Here is a list of a few of the people and groups who have spoken out against this amendment…
– President Barack Obama
– Governor Bev Purdue- “I continue to support that law today. But I’m going to vote against the amendment because I cannot in good conscience look an unemployed man or woman in the eye and tell them that this amendment is more important than finding them a job.”
– Democrat Larry Hall- “Instead of creating an environment where we can create employment, attract entrepreneurs (and) attract talent, we’re going to try to put a sign up to say, ‘You are not welcome if you want to contribute to our society.'”
– Democratic Rep. Joe Hackney, the House Minority Leader
– Former Charlotte mayor Republican Richard Vinroot- “It … may hurt our ability to attract business and job opportunity into North Carolina.”
– Republican Congressional candidate Edwin Peacock III- “I’m a Republican and a proud Republican who is conservative, but this is not getting us back on track.”

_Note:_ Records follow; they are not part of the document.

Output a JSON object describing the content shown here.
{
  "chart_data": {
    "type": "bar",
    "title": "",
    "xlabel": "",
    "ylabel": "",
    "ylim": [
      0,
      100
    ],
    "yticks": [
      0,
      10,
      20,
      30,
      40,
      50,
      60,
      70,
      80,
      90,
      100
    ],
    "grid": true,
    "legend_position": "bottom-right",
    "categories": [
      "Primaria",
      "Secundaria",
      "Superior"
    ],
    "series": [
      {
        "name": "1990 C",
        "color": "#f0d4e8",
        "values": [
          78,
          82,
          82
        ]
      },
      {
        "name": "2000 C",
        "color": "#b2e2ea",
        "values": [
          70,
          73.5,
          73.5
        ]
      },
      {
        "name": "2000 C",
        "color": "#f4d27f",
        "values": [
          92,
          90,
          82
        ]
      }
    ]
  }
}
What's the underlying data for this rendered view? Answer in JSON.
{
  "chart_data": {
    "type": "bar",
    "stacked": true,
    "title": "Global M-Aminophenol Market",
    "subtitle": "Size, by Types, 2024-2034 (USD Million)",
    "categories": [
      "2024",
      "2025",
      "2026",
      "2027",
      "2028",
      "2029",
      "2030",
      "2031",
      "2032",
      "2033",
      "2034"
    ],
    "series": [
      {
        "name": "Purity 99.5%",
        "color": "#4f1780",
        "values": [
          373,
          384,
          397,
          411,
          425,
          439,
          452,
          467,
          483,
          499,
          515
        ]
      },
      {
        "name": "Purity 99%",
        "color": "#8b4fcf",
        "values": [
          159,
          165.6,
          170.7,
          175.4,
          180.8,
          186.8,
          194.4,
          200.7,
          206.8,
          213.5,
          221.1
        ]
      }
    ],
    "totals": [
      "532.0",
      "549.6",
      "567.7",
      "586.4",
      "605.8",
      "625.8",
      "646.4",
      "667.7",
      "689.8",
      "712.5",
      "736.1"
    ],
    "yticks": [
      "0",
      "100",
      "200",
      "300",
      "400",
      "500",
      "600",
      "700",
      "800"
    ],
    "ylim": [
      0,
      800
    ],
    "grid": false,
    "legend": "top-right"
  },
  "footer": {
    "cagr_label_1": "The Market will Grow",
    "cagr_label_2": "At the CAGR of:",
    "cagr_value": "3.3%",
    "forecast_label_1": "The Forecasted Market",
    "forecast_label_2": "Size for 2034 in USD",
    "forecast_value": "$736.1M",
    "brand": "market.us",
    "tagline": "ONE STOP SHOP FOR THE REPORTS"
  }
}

– Chapel Hill Town Council
– Raleigh City Council
– Log Cabin Republicans
– Sherre Toler, former Director of Elections for Harnett County, who resigned because of the referendum
– Orange County Board of Commissioners
– Bob Etheridge, candidate for Governor of NC
– Senator Kay Hagan- “North Carolina is one of the most business-friendly states in the nation, and this amendment would harm our state’s ability to recruit the innovators and businesses that are driving our economic recovery.”
– Robert Orr, former Justice of the NC Supreme Court
– Rev. Chris Ayers, Wedgewood Baptist Church- “Shame on Baptists for not knowing their history. And shame on Baptists who support Amendment One.”
– Rev. John Cleghorn- Caldwell Presbyterian Church
– Pastor Ricky Woods, First Baptist Church West- “We should not be putting discrimination into our laws against any particular group, regardless of how we feel about what their choices are.”
– Bank of America executive Cathy Bessant- “What Amendment One does is make it look like we’re a state that ignores both the needs and the preferences of the next generation of America’s and the world’s workforce.”
– On September 12, 2011, more than 75 North Carolina CEOs signed an open letter to state officials asking them to halt efforts to approve the proposed amendment
See, I told you you didn’t want us to go doing any research. I know that is a lot of information to have to process on a Friday. Besides all those facts and quotes, to us it seems like a simple choice. We believe in making our decisions by employing a few easy little principles. Kindness and reason. If something is either kind and/or reasonable, we can generally get behind it. To us, this amendment is obviously not very reasonable. But the most important aspect of it all is that it most certainly is not kind. It is at its essence attempting to say that some people are more fit to be in a long and loving relationships than others. It is defining what type of relationship is considered to be acceptable for commitment. In our humble opinion, this a matter of basic human rights and equality. And the golden rule. Do unto others what you would have them do unto you.